Yus (2002, p. 91) afirma que os seres humanos, através de seu “poder de refletir, de observar e de modificar seus encontros com o mundo”, podem fazer da experiência diária um caminho para a ampliação da sua consciência, bem como daqueles que o cercam. O professor que reflete sobre sua prática, ao buscar novos conhecimentos, legitima o processo de auto formação, uma vez que se depara com suas questões interiores e estabelece o encontro com sua intenção frente à responsabilidade de ensinar.

Defendemos, nesse ponto, as contribuições da educação holística que, através das convicções sobre a importância de experiências prático-reflexivas dos professores, sua criatividade e sua afetividade são estimuladas, o que possibilita a ampliação da consciência espiritual e social dos mesmos.

A dimensão espiritual do professor, diretamente relacionada aos objetivos da educação holística, contribui com uma abordagem educacional que objetiva a experiência interior do próprio professor, como também dos seus alunos, dando sentido ao currículo, uma vez que “os currículos baseados nessa abordagem incluirão em qualquer disciplina questões e interesses permanentemente humanos e significativos” (YUS, 2002, p. 122).

Necessário se faz relacionarmos os processos aqui discutidos com a aprendizagem efetiva. A humanidade e o significado do currículo como ponto alto da aprendizagem permitem que o padrão de qualidade do ensino sejam uma realidade na escola.

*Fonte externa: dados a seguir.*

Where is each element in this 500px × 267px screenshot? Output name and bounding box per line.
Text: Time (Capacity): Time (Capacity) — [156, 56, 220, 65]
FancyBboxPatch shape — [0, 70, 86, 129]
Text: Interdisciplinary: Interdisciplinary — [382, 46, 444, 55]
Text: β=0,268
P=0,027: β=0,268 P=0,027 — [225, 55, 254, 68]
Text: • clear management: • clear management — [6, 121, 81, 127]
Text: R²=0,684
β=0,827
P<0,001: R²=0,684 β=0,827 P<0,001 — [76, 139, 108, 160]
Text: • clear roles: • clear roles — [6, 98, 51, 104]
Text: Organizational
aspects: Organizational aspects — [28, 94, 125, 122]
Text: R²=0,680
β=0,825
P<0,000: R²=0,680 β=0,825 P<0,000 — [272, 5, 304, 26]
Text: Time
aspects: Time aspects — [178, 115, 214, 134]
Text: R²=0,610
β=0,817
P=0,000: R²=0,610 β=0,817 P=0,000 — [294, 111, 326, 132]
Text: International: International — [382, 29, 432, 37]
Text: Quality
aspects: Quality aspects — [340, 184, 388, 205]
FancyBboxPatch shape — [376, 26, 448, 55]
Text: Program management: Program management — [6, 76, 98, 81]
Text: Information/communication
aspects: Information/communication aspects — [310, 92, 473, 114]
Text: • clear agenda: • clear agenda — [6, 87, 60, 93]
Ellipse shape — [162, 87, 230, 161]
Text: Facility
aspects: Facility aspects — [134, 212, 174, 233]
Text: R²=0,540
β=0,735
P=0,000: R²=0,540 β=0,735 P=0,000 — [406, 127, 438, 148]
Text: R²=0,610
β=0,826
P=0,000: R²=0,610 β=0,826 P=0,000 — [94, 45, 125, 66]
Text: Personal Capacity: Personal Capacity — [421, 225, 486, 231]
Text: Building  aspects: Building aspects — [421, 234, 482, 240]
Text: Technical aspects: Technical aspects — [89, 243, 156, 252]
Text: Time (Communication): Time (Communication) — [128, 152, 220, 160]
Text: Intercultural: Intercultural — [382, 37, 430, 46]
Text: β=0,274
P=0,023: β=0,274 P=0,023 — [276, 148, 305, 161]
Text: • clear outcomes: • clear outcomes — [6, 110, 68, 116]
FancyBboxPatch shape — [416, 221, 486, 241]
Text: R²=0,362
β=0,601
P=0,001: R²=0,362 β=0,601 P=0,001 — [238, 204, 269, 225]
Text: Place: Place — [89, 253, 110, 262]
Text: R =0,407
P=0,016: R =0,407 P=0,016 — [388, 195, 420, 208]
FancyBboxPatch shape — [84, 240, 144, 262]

Um padrão de qualidade, no entanto, sustentado no cumprimento do currículo adaptado ao aluno, diferentemente de padrões vinculados a práticas padronizadas, características pertinentes às negatividades da sociedade do conhecimento que, conforme Hargreaves (2004, p. 102), “afetaram em muito os professores e sua capacidade de preparar as crianças para a sociedade do conhecimento e também para além dela”.

Sendo assim, a autoformação que amplia a consciência espiritual dos sujeitos aprendentes, no nosso caso, do aprendiz professor, se destaca como uma característica forte no perfil do bom professor, porque se aproxima das questões intrínsecas que mobilizam este professor a rever sua prática no conjunto de alternativas para a solução dos problemas de sala de aula, trazendo contribuições muito importantes ao aluno e promovendo sua emancipação humana.

A ampliação da consciência espiritual e social do professor, por meio de sua autoformação, lhe dá condições de optar por metodologias sustentadas em concepções educativas que objetivem um ensino que transcenda o contexto escolar. Costa (2009), afirma que essas práticas são reveladoras de posturas docentes humanísticas e solidárias. A autora diz que, ao educarmos para a solidariedade, contribuímos para a transformação social, possibilitando a assunção da cidadania.

Diante de sua afirmativa, deduzimos que é necessário valorizar toda e qualquer prática docente que revele a solidariedade, uma vez que o professor, ao educar de acordo com essa perspectiva, possibilita aos discentes a descoberta da importância disso para sua própria vida e, consequentemente, para seu grupo social. Cria-se, dessa forma, uma consciência emancipatória e articulada com as propostas da sustentabilidade.

De acordo com Costa (2009) a educação que visa a solidariedade necessita de medidas estratégicas dos docentes, para melhor realizar seus objetivos educacionais, o que ocorre por meio da melhoria contínua de suas práticas, decorrentes do diálogo. De acordo com a autora, “Todo e qualquer trabalho pedagógico que se fundamente na luta em favor da vida e da solidariedade, não pode prescindir do diálogo” (COSTA, 2009, p. 137). Criam-se, portanto, mediante essas ações docentes, condições para o desenvolvimento da humanidade, promovendo uma emancipação humana comprometida com sua responsabilidade social.

Sendo assim, esse referencial de bom professor, que indica o reconhecimento de sua incompletude, compreendendo que “quanto mais se sabe, mais precisamos buscar”, e, diante disso, o leva a vivenciar processos de autoformação que tornam o professor mais humano, solidário e flexível em suas ações didáticas o que muito contribui com a função social da escola. É através dessa função que a sociedade sustentável poderá realmente se tornar uma realidade.